PrecivityAD2 is not a home test. You need a doctor’s order. A blood sample is sent to a lab that measures the ratio of amyloid beta 42 to 40 and the level of p-tau217. The results come back as a score from 0 to 100. A score above 75 indicates a high likelihood of Alzheimer’s pathology. Below 25 is low risk. The middle range is gray—you might have some pathology, but it’s unclear if it will progress. Dr. Carrillo told me the test is most useful for people over 55 who are experiencing cognitive issues—memory lapses, confusion, trouble finding words. “It’s not a screening test for everyone,” she said. “We don’t recommend it for asymptomatic people under 60 unless they’re in a clinical trial.”

The Ethical Dilemma

Linda, who lives in Ohio, found out she had Alzheimer’s pathology at age 58, three years before she had any symptoms. She enrolled in a study at Cleveland Clinic after her mother was diagnosed. “I thought I’d be relieved to know,” she told me. “Instead, I felt like I was waiting for a bomb to go off.” She changed her diet, started exercising more, and joined a support group. But she also admits she’s become hypervigilant. Every forgotten key or misplaced phone sends her into a spiral of anxiety. “I can’t tell if it’s normal aging or the start,” she said.
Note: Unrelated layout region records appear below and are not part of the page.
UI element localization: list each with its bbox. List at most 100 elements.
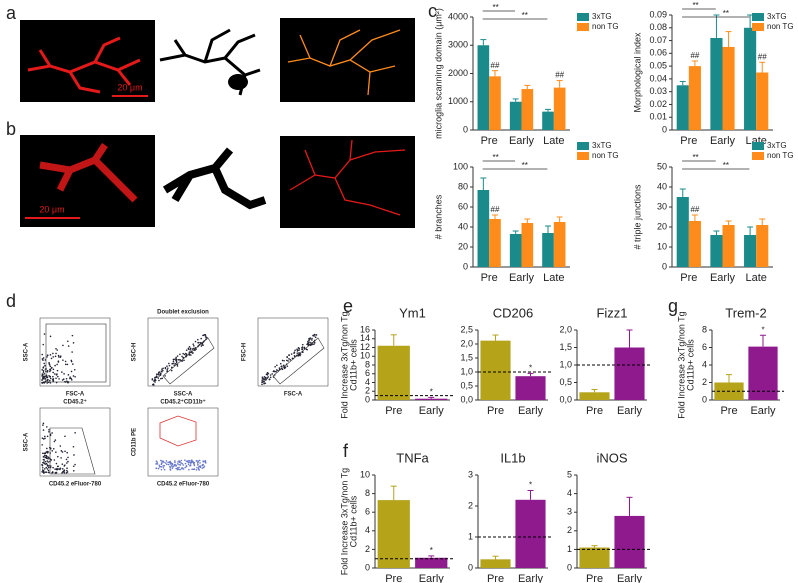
event-dot <box>298 349 300 351</box>
event-dot <box>50 367 53 369</box>
event-dot <box>67 374 70 376</box>
y-tick-label: 30 <box>657 201 667 211</box>
event-dot <box>56 349 59 351</box>
event-dot <box>162 466 165 469</box>
event-dot <box>176 365 179 367</box>
event-dot <box>193 468 196 471</box>
bar <box>509 234 522 267</box>
event-dot <box>274 365 276 368</box>
event-dot <box>46 465 49 467</box>
event-dot <box>286 356 289 359</box>
event-dot <box>166 370 169 372</box>
y-axis-label: microglia scanning domain (μm²) <box>433 8 443 139</box>
event-dot <box>56 369 59 372</box>
event-dot <box>199 465 202 467</box>
event-dot <box>158 375 160 377</box>
panel-label: e <box>343 296 353 316</box>
event-dot <box>158 371 161 373</box>
event-dot <box>194 340 197 343</box>
bar <box>614 515 645 568</box>
event-dot <box>55 462 58 465</box>
y-tick-label: 2,5 <box>460 324 473 334</box>
event-dot <box>70 377 72 380</box>
chart-title: iNOS <box>596 450 627 465</box>
bar <box>748 346 778 400</box>
flow-xlabel: CD45.2 eFluor-780 <box>49 482 102 488</box>
panel-label: a <box>6 3 17 23</box>
flow-ylabel: FSC-H <box>242 343 248 361</box>
bar <box>415 398 448 400</box>
event-dot <box>47 456 50 459</box>
flow-xlabel: CD45.2 eFluor-780 <box>157 482 210 488</box>
event-dot <box>42 452 44 455</box>
event-dot <box>186 461 189 463</box>
event-dot <box>52 380 55 382</box>
bar <box>489 219 501 267</box>
event-dot <box>273 370 276 373</box>
event-dot <box>44 454 46 457</box>
event-dot <box>197 461 199 464</box>
flow-ylabel: CD11b PE <box>132 428 138 456</box>
legend-swatch <box>752 152 764 160</box>
event-dot <box>308 339 310 341</box>
event-dot <box>61 471 64 473</box>
event-dot <box>57 455 59 458</box>
y-tick-label: 0 <box>662 261 667 271</box>
event-dot <box>177 461 179 463</box>
event-dot <box>163 468 166 471</box>
event-dot <box>168 364 171 367</box>
x-tick-label: Pre <box>586 573 603 583</box>
event-dot <box>191 348 194 350</box>
event-dot <box>42 357 45 359</box>
event-dot <box>66 380 68 382</box>
event-dot <box>49 370 51 373</box>
event-dot <box>180 459 183 462</box>
event-dot <box>196 466 198 469</box>
flow-title: CD45.2⁺CD11b⁺ <box>160 399 205 406</box>
y-tick-label: 0 <box>365 562 370 572</box>
event-dot <box>54 373 56 375</box>
y-tick-label: 0,5 <box>559 377 572 387</box>
y-tick-label: 5 <box>567 469 572 479</box>
event-dot <box>167 463 170 466</box>
event-dot <box>185 352 187 355</box>
y-tick-label: 20 <box>458 241 468 251</box>
event-dot <box>179 359 182 361</box>
chart-title: Fizz1 <box>596 305 627 320</box>
event-dot <box>155 462 158 465</box>
event-dot <box>50 357 53 360</box>
bar <box>688 221 701 267</box>
bar <box>515 376 546 400</box>
event-dot <box>41 353 44 356</box>
event-dot <box>293 354 296 357</box>
bar <box>744 235 757 267</box>
event-dot <box>279 362 282 365</box>
event-dot <box>42 456 45 458</box>
event-dot <box>307 340 309 343</box>
event-dot <box>56 468 59 471</box>
event-dot <box>168 362 170 365</box>
y-axis-label: Fold Increase 3xTg/non Tg <box>339 311 349 418</box>
event-dot <box>172 360 175 363</box>
panel-label: b <box>6 119 16 139</box>
event-dot <box>307 343 309 346</box>
event-dot <box>59 468 61 471</box>
event-dot <box>46 379 49 382</box>
event-dot <box>175 361 178 364</box>
event-dot <box>262 377 264 380</box>
event-dot <box>52 471 54 474</box>
event-dot <box>163 461 165 464</box>
event-dot <box>285 359 288 362</box>
bar <box>553 87 566 130</box>
event-dot <box>60 450 63 452</box>
event-dot <box>67 460 69 463</box>
bar <box>477 190 490 267</box>
event-dot <box>161 370 163 373</box>
x-tick-label: Early <box>617 405 643 417</box>
event-dot <box>203 466 205 469</box>
bracket-label: ** <box>522 11 528 20</box>
event-dot <box>199 341 202 344</box>
event-dot <box>267 372 270 375</box>
event-dot <box>189 349 192 351</box>
event-dot <box>192 460 194 463</box>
Her husband, she says, has become overprotective, checking on her constantly. It’s strained their marriage. “I don’t regret knowing,” she said. “But I didn’t understand how much it would change my life.”

What the Experts Say

Dr. Carrillo acknowledges these concerns. “Knowledge is power, but only if you’re prepared to act on it,” she said. The Alzheimer’s Association recommends that anyone considering the test should have a counseling session first—to discuss what the results mean, what treatments are available, and what support systems they have. The problem is that most primary care doctors aren’t trained to interpret these results. A high score might lead to unnecessary anxiety or, worse, discrimination from insurance companies or employers. The Genetic Information Nondiscrimination Act (GINA) doesn’t cover biomarkers like p-tau217, only genetic tests. So if your employer finds out you have Alzheimer’s pathology, they could theoretically fire you. That’s a legal gray area that hasn’t been tested in court.

The Bottom Line

If you’re under 60 and healthy, I’d probably wait. The test is accurate, but the emotional and practical consequences of early detection are still being studied. There are promising treatments—lecanemab and donanemab both slow cognitive decline by about 30% in early-stage patients—but they’re expensive (around $26,000 per year) and require regular infusions. They’re not cures. If you’re over 60 and worried about memory issues, talk to your doctor. The test might help you get into a clinical trial or start planning for the future. But don’t take it lightly. Knowing you have a time bomb in your brain is not the same as knowing you can defuse it. That distinction matters more than any lab result.